In Schleswig-Holstein ist sie ohnehin schon weiter fortgeschritten als in anderen Bundesländern. Das hat auch mit Rättigs Arbeitgeber zu tun. Seit 45 Jahren ist die Stiftung Naturschutz Schleswig-Holstein bereits im Moorschutz aktiv, auch mit Wiedervernässungen.
Heute hat sie knapp 40.000 Hektar Land in ihrem Besitz, das sind ungefähr zwei Prozent der Fläche des Bundeslandes. Eine der beeindruckendsten dieser Stiftungsflächen ist das Dosenmoor, ein wiedervernässtes Hochmoor am Stadtrand von Neumünster, 521 Hektar groß, davon 374 Hektar in Stiftungsbesitz.
Rättig schnappt sich einen Ast, bevor er die ersten Schritte ins Dosenmoor geht. Mit ihm wischt er anfangs Brennnesseln beiseite und später, in erst knie-, bald brusthohen Gräsern, Spinnweben. Das Moor wächst wieder. Torf bildet sich. Kohlenstoff wird gebunden.
„Paludikultur“ noch in Entwicklung
Ein solch naturnaher, ungenutzter Zustand ist das Moor-Ideal. Ihn für alle in Mitleidenschaft gezogenen Moore in Deutschland anzustreben, wäre illusorisch, das weiß auch Rättig. Große Hoffnungen von Moor- und KlimaExperten ruhen deshalb auf alternativen Landnutzungsformen, die einerseits dem Klimaschutz dienen, andererseits eine Bewirtschaftung der wiedervernässten Moorflächen erlauben, sei es durch Fotovoltaik, sei es durch moorbodenschonende land- und forstwirtschaftliche Nutzung, sogenannte Paludikultur. Rohrkolben und Schilf beispielsweise, typische Moorgewächse, eignen sich als Verpackungs-, Dämm- oder Brennstoff. Wasserbüffel, wie sie schon im Landgrabental weiden, können Rinder ein Stück weit als Fleisch- und Milchlieferanten ersetzen.
Alltagstauglich allerdings ist bis jetzt wenig davon. „Die Paludikultur ist noch nicht schlüsselfertig“, sagt Leif Rättig lapidar. „Bis die sich in großem Maßstab rechnet, wird es noch ein paar Jahre dauern.“ Dafür braucht es politische Weichenstellungen. Ein Umlenken von Agrarsubventionen. Und weitere Forschung.

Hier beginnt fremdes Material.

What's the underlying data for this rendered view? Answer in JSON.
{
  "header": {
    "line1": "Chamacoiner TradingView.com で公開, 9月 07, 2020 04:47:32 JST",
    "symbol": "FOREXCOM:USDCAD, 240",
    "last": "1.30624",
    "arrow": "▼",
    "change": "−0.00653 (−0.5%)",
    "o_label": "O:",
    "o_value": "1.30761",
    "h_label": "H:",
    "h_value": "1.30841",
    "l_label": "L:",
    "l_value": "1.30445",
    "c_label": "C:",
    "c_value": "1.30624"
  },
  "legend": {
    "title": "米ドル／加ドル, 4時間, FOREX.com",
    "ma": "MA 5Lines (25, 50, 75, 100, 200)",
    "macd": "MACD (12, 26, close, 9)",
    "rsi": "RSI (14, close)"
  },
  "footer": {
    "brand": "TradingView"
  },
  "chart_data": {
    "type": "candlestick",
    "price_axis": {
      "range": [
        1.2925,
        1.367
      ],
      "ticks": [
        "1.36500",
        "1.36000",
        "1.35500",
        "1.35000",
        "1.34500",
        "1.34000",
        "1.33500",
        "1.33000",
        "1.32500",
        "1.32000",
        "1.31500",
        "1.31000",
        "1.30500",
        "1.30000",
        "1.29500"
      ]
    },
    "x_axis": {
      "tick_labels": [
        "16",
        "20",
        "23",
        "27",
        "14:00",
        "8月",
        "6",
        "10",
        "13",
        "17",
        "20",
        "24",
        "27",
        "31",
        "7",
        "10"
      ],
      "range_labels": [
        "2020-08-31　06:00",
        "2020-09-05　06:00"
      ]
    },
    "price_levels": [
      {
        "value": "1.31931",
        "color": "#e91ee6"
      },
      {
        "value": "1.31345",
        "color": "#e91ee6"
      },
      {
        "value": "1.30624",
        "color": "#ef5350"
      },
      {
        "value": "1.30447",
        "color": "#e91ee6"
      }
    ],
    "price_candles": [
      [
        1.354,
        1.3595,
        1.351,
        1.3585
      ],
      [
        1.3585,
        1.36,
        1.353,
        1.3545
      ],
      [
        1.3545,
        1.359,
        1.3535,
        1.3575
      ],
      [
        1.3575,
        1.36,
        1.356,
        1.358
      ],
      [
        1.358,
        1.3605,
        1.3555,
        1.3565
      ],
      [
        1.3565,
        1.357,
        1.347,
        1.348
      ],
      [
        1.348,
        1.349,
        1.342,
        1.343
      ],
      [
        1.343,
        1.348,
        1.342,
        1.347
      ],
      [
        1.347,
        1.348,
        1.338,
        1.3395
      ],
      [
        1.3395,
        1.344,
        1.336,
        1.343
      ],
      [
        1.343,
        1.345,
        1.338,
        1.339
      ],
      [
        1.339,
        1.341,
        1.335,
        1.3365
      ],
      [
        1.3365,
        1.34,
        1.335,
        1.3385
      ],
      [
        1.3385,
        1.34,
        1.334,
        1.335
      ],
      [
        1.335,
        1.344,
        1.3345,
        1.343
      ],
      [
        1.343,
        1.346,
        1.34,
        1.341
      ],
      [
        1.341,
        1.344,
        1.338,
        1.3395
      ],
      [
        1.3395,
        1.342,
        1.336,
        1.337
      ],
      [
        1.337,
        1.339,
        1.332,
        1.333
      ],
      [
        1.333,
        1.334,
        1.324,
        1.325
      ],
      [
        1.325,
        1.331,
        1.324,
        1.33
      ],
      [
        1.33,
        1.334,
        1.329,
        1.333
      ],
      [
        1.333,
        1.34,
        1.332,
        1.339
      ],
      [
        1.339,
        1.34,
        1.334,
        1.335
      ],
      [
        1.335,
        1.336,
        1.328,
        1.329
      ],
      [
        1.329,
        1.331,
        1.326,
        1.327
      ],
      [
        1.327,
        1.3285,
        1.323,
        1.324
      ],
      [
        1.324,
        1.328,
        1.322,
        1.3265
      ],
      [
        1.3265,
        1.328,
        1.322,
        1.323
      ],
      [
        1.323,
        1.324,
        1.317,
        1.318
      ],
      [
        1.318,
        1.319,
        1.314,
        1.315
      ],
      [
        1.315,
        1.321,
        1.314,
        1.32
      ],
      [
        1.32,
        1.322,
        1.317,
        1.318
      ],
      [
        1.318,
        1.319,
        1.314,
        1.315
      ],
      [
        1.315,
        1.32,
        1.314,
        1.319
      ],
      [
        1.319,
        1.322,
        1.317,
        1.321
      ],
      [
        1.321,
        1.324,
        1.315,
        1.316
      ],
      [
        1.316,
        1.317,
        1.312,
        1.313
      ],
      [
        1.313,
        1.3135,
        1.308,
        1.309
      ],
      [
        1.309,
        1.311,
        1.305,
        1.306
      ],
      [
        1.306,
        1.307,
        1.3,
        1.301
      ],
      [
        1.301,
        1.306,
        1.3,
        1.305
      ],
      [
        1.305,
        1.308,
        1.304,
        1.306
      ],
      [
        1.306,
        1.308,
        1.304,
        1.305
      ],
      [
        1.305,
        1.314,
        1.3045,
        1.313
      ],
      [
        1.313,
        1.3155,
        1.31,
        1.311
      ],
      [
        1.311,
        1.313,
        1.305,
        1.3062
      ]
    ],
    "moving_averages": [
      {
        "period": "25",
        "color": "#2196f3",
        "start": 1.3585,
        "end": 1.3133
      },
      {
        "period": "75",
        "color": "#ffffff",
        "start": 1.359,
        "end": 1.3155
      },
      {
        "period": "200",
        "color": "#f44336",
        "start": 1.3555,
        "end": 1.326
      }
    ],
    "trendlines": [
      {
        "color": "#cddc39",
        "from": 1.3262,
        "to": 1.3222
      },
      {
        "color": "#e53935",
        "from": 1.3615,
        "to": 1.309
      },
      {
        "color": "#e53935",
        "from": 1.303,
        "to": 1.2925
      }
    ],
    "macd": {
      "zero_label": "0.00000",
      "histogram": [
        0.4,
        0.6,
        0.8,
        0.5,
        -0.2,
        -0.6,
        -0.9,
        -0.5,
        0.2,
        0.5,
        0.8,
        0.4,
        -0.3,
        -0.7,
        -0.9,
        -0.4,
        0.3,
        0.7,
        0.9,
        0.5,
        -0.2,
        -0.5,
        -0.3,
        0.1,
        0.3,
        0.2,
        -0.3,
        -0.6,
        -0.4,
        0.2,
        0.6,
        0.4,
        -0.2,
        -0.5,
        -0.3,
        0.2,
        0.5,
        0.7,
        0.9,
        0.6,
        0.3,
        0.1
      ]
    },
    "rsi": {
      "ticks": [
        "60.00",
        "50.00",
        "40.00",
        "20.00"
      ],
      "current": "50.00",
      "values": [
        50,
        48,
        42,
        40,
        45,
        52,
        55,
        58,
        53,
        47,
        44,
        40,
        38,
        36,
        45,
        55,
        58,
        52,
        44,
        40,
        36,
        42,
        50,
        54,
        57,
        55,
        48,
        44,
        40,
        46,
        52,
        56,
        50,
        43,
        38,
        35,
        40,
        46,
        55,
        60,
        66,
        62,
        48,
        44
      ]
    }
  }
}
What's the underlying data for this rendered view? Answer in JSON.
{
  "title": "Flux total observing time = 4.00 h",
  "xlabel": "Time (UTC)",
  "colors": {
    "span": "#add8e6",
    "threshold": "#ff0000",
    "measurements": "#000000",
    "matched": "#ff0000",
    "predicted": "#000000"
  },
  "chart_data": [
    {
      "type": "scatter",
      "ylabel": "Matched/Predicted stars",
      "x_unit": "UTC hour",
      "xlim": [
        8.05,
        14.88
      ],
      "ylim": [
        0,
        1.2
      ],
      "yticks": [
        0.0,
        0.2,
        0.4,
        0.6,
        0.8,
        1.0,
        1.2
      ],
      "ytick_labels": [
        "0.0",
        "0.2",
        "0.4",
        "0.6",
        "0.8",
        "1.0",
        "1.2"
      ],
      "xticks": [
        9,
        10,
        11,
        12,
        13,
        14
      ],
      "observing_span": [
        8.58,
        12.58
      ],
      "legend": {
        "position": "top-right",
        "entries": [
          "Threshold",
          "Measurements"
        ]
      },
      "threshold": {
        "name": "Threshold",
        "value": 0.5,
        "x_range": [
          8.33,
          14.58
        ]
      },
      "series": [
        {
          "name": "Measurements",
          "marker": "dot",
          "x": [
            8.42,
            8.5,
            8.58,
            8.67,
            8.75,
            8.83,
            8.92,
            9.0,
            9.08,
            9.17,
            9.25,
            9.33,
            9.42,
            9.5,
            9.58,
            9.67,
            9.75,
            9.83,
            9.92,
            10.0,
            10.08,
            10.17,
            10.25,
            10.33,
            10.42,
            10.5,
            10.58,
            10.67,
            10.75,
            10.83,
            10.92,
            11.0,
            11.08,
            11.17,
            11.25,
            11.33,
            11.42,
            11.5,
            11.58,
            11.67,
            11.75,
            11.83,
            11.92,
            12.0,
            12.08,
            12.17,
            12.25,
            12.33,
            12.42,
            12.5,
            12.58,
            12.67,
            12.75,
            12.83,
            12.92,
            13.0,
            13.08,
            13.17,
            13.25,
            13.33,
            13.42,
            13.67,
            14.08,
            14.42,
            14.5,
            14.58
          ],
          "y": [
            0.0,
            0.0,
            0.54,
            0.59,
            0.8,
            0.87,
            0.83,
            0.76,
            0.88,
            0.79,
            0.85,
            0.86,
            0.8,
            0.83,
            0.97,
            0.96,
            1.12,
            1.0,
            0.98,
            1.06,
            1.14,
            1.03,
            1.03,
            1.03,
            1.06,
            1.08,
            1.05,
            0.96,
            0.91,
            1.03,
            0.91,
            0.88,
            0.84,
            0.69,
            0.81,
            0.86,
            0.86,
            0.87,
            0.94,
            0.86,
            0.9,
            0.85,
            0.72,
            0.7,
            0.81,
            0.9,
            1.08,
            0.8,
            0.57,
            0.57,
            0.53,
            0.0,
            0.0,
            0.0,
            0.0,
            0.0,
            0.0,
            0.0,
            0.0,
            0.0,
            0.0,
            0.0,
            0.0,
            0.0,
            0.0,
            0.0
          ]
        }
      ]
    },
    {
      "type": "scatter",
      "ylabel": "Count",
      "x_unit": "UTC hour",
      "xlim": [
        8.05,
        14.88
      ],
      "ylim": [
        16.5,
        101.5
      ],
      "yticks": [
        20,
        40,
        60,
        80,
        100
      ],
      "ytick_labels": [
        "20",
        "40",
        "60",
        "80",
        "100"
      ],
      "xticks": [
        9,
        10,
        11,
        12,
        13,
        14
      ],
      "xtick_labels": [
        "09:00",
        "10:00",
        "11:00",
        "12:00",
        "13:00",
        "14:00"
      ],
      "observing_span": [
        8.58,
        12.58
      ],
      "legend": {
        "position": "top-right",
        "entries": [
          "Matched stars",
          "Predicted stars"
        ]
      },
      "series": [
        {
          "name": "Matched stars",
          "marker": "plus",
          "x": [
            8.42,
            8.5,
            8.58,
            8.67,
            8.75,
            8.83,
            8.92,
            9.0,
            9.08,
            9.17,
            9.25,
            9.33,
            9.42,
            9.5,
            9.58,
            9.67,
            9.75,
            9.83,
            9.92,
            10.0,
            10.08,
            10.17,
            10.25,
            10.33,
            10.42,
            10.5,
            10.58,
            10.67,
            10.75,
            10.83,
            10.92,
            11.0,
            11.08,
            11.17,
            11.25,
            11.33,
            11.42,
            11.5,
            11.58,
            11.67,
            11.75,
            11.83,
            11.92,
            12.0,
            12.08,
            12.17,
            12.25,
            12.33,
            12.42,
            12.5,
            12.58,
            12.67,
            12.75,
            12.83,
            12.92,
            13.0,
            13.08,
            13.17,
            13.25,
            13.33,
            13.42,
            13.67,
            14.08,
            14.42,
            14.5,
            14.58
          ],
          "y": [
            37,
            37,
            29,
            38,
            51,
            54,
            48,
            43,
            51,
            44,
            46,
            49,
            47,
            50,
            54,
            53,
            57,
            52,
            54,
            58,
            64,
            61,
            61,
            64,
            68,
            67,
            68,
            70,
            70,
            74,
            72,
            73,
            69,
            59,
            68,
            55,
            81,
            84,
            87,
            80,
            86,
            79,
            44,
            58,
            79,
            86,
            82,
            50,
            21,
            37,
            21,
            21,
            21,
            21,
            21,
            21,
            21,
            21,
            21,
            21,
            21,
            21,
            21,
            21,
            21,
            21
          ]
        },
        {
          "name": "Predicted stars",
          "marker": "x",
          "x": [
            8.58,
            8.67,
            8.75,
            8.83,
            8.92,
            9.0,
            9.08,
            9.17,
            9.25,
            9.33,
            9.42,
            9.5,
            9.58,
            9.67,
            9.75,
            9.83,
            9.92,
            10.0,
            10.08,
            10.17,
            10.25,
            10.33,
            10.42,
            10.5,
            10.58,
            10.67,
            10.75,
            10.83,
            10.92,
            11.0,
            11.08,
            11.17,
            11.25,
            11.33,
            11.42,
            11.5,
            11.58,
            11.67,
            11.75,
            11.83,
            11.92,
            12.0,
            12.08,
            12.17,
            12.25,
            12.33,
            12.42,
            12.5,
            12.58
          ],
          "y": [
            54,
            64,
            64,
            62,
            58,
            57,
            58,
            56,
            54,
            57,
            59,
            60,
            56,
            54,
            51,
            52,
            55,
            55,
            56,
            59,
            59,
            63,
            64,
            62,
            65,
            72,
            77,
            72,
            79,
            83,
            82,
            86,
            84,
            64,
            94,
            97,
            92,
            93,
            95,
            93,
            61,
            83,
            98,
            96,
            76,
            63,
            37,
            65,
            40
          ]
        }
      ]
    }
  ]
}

Doch dann biete die Paludikultur großes Potenzial, ist Rättig überzeugt: „Wir müssen Modelle entwickeln, die gut für den Klimaschutz und gut für die Landwirtschaft sind. Win-win-Situationen, von denen alle profitieren.“ Wichtig wäre allerdings, dass solche Win-win-Lösungen sich schon bald abzeichnen. Die Zeit drängt in zweifacher Hinsicht.
„Wenn man den Bericht des Weltklimarates liest, weiß man: Wir müssen nun schnell etwas gegen die Klimaerwärmung tun“, sagt Leif Rättig. „Dazu gehört unbedingt auch die Wiedervernässung von Mooren.“
Hinzu kommt, dass eine klimaschädliche Bewirtschaftung von Moorland uns den Boden unter den Füßen wegzieht. Denn trockengelegtes Moor setzt nicht nur CO2 frei. Es sackt auch ab. Bei intensiver Nutzung als Agrar- oder Saatgrasland kann der Boden jährlich um zwei Zentimeter tiefer sinken, durch das Zusammenspiel von Wasserverlust, Winderosion und Mineralisierung des nackten Torfkörpers. Macht 20 Zentimeter in zehn Jahren. Zwei Meter in 100 Jahren. Eine so betriebene Landwirtschaft ist augenscheinlich nicht sehr nachhaltig. Sie schaufelt sich ihr eigenes Grab.